The USDA has a nice page that touches on the research that’s looking for specific links between sleep deprivation and weight. Their take is that kids don’t get out enough because increased opportunities for indoor entertainment don’t require much activity and disrupt sleep cycles. They suggest that fat cells themselves may respond to changing circadian rhythms.
Abnormal sleep/wake patterns may change circadian clocks that normally allow cells to anticipate variations in the outside environment, such as changing levels of nutrients (glucose, fatty acids and triglycerides) and hormones such as insulin. – Flores, 2007.
The mind tend to wander when working at repetitive tasks that don’t require much brain processing.

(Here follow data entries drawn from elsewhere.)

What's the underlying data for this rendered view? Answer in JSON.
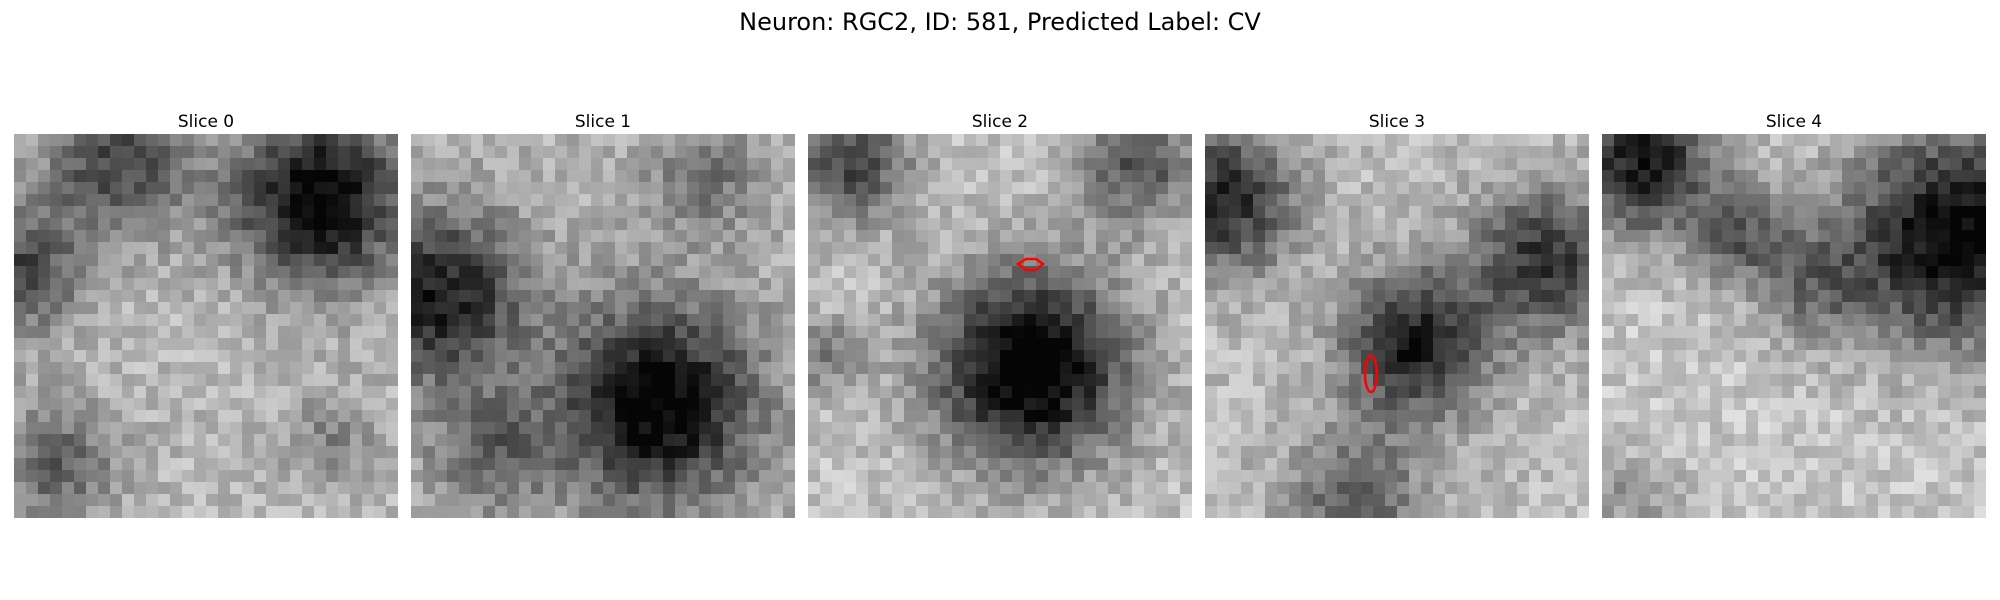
{
  "figure": {
    "title": "Neuron: RGC2, ID: 581, Predicted Label: CV"
  },
  "panels": [
    {
      "title": "Slice 0"
    },
    {
      "title": "Slice 1"
    },
    {
      "title": "Slice 2"
    },
    {
      "title": "Slice 3"
    },
    {
      "title": "Slice 4"
    }
  ],
  "colormap": "gray",
  "contour_color": "#ff0000"
}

So the brain just switches over to thinking about long-term things. There is even a specific part of the brain, called the “default network” that starts up when we zone-out. That, at least, is what I summarize from looking at some neuroscience research by Malia Mason and others (2007) on wandering minds.

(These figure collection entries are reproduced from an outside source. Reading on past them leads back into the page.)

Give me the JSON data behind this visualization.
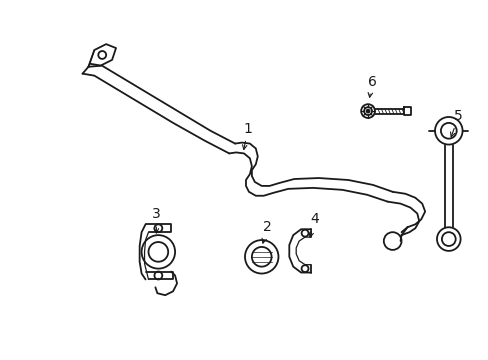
{
  "background_color": "#ffffff",
  "line_color": "#1a1a1a",
  "figsize": [
    4.89,
    3.6
  ],
  "dpi": 100,
  "lw": 1.3,
  "tlw": 0.9
}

What’s interesting is that the default network tends to be used for “certain kinds of self-referential thinking, such as reflecting on personal experiences or picturing yourself in the future” (Zimmer, 2010). That means introspection. Introspection is the point of Personal World, so it follows that we should want our students’ minds to wander during Personal World.
So how do we design the Personal World time and environment to encourage daydreaming? Repetitive tasks aid mind-wandering, as will anything that is rote that does not require acute cognitive focus. Raking the garden, doodling should be encouraged, in fact, anything that encourages boredom.

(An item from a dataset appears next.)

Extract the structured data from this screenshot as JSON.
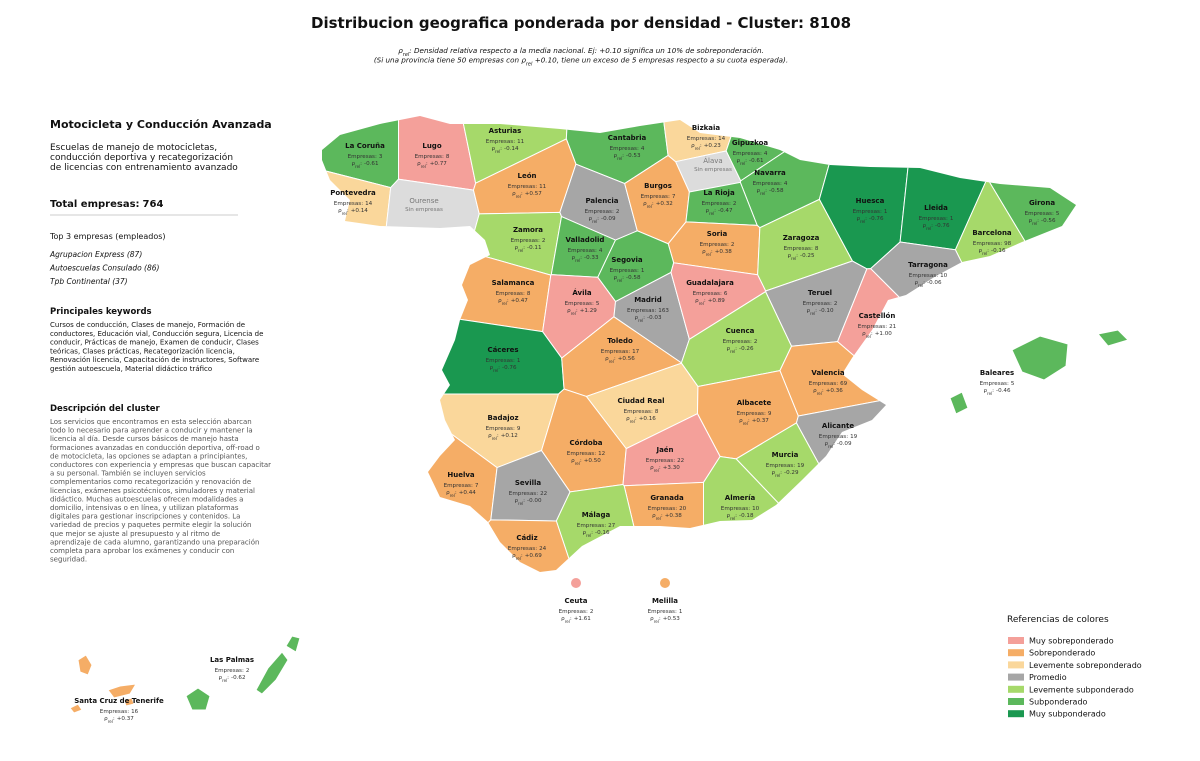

I would think also, that reducing the cognitive load would also be beneficial, which might also mean no music. Yet music helps isolate the individual, particularly when they’re using ear buds. Perhaps quiet, “boring” sounds would be best, coming a shared radio so students can’t choose to listen to something else. Of course, if you’re listening to the music on your mp3 player then you tend to tune out the songs anyway so maybe it all falls out in the wash.
Of course this could all be malarkey, based as it is on a single study, so I’ll end with the words of caution that coms at the end of the article:
Although the thoughts the mind produces when wandering are at times useful, such instances do not prove that that the mind wanders because these thoughts are adaptive; on the contrary the mind may wander simply because it can. – Mason et al., 2007.
Focused work. We like to see our students focused on their work and we give them long blocks of time to do so. It is hard, however, for anyone to stay on task for two hours straight. You have to allow for a certain amount of mind wandering and daydreaming. What a lot of neurologic research is uncovering is that zoning-out is an essential part of putting the pieces together and helps with learning.
When we are no longer even aware that our minds are wandering, we may be able to think most deeply about the big picture. – Zimmer (2010)
Sleep rhythms change during adolescence. Students often find it harder to get to sleep at night and harder to get up in the morning. Their best time for learning is in the afternoon. So why not just adjust the school day? Margaret Ryan has an interesting article on the BBC website about an English secondary school that did just that, starting lessons one hour later at 10:00am. Their preliminary results seem favorable, but the research has not yet been published.
Prof Till Roenneberg, who is an expert on studying sleep, said it was “nonsense” to start the school day early.
He said: “It is about the way our biological clock settles into light and dark cycles. This clearly becomes later and later in adolescence.”
Prof Roenneberg said if teenagers are woken up too early they miss out on the most essential part of their sleep.
“Sleep is essential to consolidate what you learn,” he said.